29. Mai 2022

Bekommen Kirchen zu viel Geld vom Staat?

Quelle: idea.de

Hamburg/Kiel/Hannover (idea) – Erhalten die Kirchen zu viel Geld vom Staat? Über solche vertraglich geregelten Finanzleistungen ist eine Debatte entbrannt, nachdem vor allem einige FDP-Landespolitiker für Kürzungen plädieren.
 

Von den Ländern erhalten nach Angaben des Nachrichtenmagazins „Der Spiegel“ (Hamburg) die Kirchen in diesem Jahr etwa 460 Millionen Euro an sogenannten Dotationen. Diese durch Staatskirchenverträge geregelten Zuwendungen basieren auf Entschädigungen für Enteignungen Anfang des 19. Jahrhunderts. Die Verträge können nicht einseitig gekündigt werden.

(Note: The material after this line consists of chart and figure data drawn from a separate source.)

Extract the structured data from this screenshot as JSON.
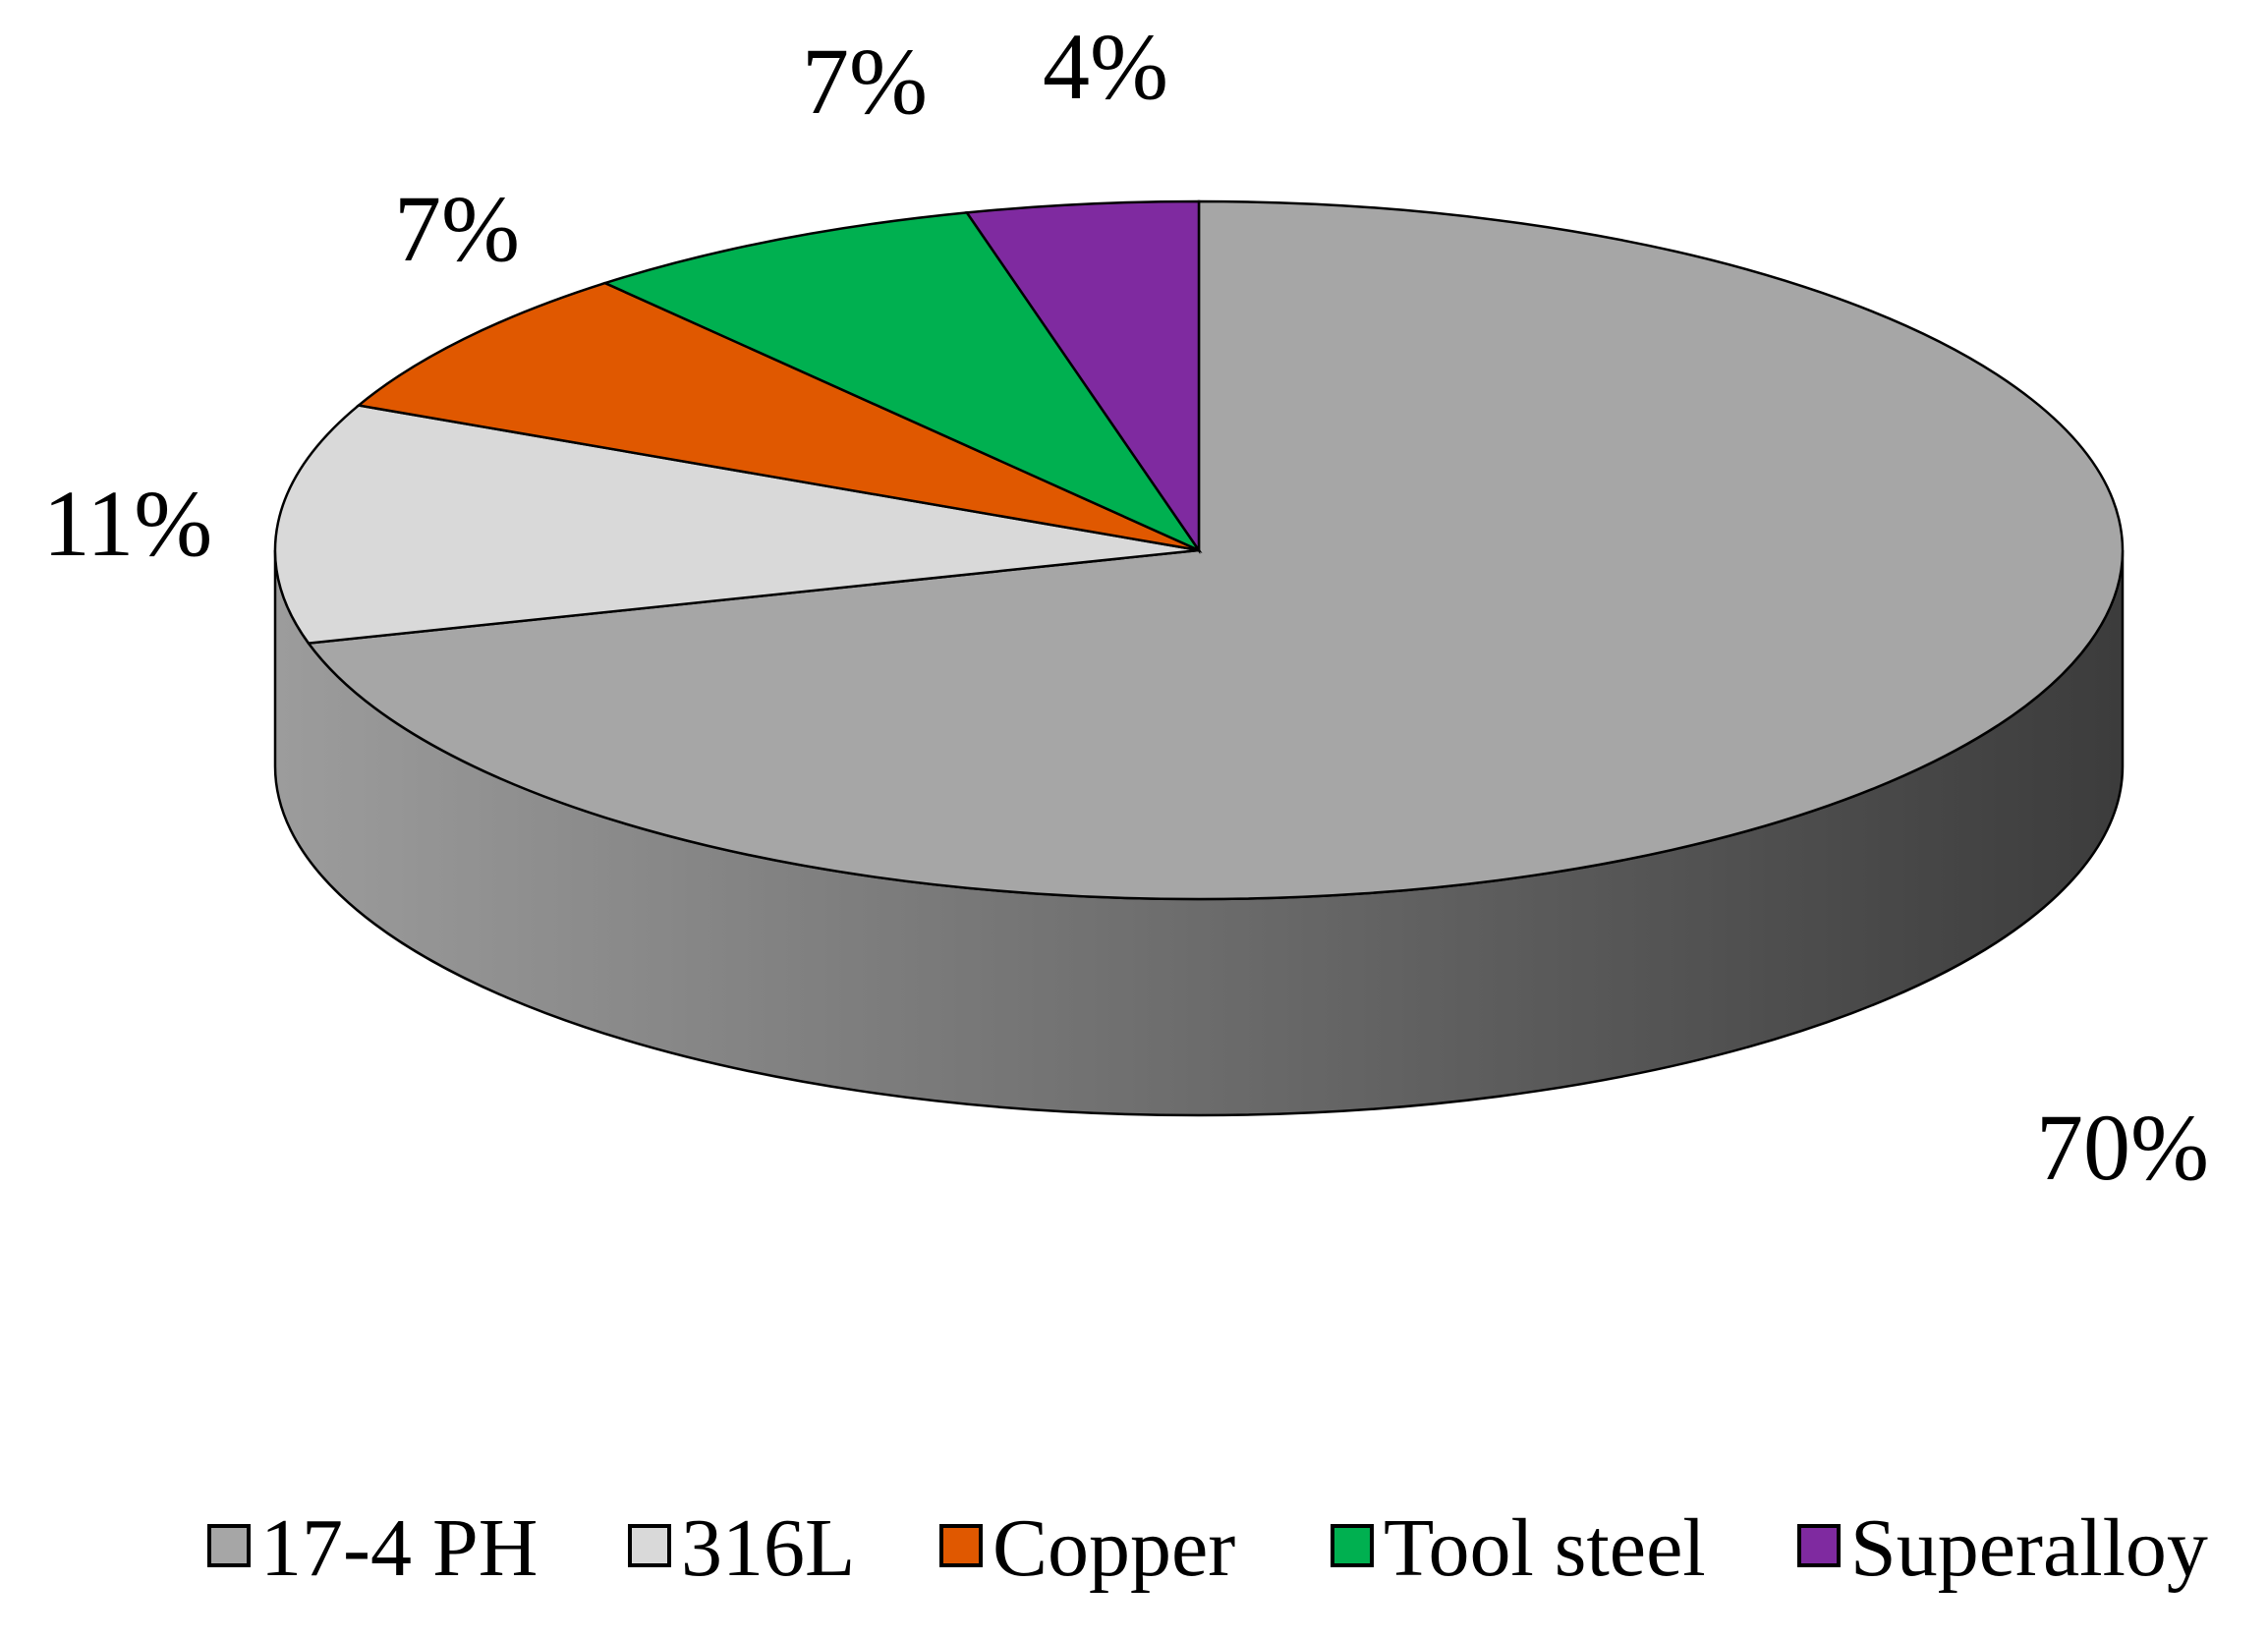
{
  "chart_data": {
    "type": "pie",
    "style": "3d",
    "title": "",
    "legend_position": "bottom",
    "categories": [
      "17-4 PH",
      "316L",
      "Copper",
      "Tool steel",
      "Superalloy"
    ],
    "values": [
      70,
      11,
      7,
      7,
      4
    ],
    "labels": [
      "70%",
      "11%",
      "7%",
      "7%",
      "4%"
    ],
    "colors": [
      "#a6a6a6",
      "#d9d9d9",
      "#e05800",
      "#00b050",
      "#7f2aa0"
    ],
    "side_colors": {
      "light": "#9c9c9c",
      "dark": "#3c3c3c"
    }
  }
}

Die Kirchen betonen, dass es sich nicht um Privilegien handele. Die Kirchen erbrächten dafür Leistungen für die Gesellschaft, etwa im Denkmalschutz oder bei Kindergärten. Die wichtigste Einnahmequelle der Kirchen ist die Kirchensteuer, die sich an der Lohn- bzw. Einkommenssteuer der Kirchenmitglieder bemisst. 2009 waren es in den evangelischen Kirchen rund 4,4 Milliarden Euro. Das macht etwa 40 Prozent der Gesamteinnahmen aus. Für den Einzug durch die Finanzämter zahlen die Kirchen kostendeckende Gebühren. Die Staatsleistungen betragen im Bereich der EKD etwa 230 Millionen Euro, etwa 2,3 Prozent der Gesamteinnahmen.

Schleswig-Holstein will kürzen

Die Debatte ins Rollen gebracht hat der Vorsitzende der FDP-Fraktion im schleswig-holsteinischen Landtag, Wolfgang Kubicki. Im Nachrichtenmagazin „Der Spiegel“ (Hamburg) kündigte er Kürzungen von zehn bis 15 Prozent an. Das hoch verschuldete Land Schleswig-Holstein zahlt jährlich etwa elf Millionen Euro an die Nordelbische Evangelisch-Lutherische Kirche und rund 200.000 Euro an die katholische Kirche. Allein für denkmalgeschützte Gebäude wende die Nordelbische Kirche jährlich 13 Millionen Euro auf, erklärte der stellvertretende Pressesprecher der Nordelbischen Kirche, Thomas Kärst (Hamburg).

Verhandlungen mit den Kirchen?

Vom Land Niedersachsen erhalten die dortigen fünf evangelischen Kirchen rund 31,3 Millionen Euro. Dies sei im Loccumer Vertrag von 1955 klar geregelt, so der Ratsvorsitzende der Konföderation evangelischer Kirchen in Niedersachen, der braunschweigische Landesbischof Friedrich Weber (Wolfenbüttel). Er zeigte sich überrascht, dass er erst aus der Presse von den Kürzungsplänen erfahren habe. Der niedersächsische FDP-Fraktionschef Christian Dürr kündigte Verhandlungen mit den Kirchen an. Angesichts von Kürzungen bei den Bezügen von Beamten sei es nicht einsichtig, dass die Kirchen trotz sinkender Mitgliederzahlen jedes Jahr mehr Geld vom Staat erhielten. Die kirchenpolitischen Sprecher von SPD und Grünen im Bundestag, Siegmund Ehrmann und Josef Winkler, äußerten sich kritisch zu den geplanten Kürzungen. Winkler lehnte Versuche ab, die Stellung der Kirchen in der Gesellschaft zu untergraben.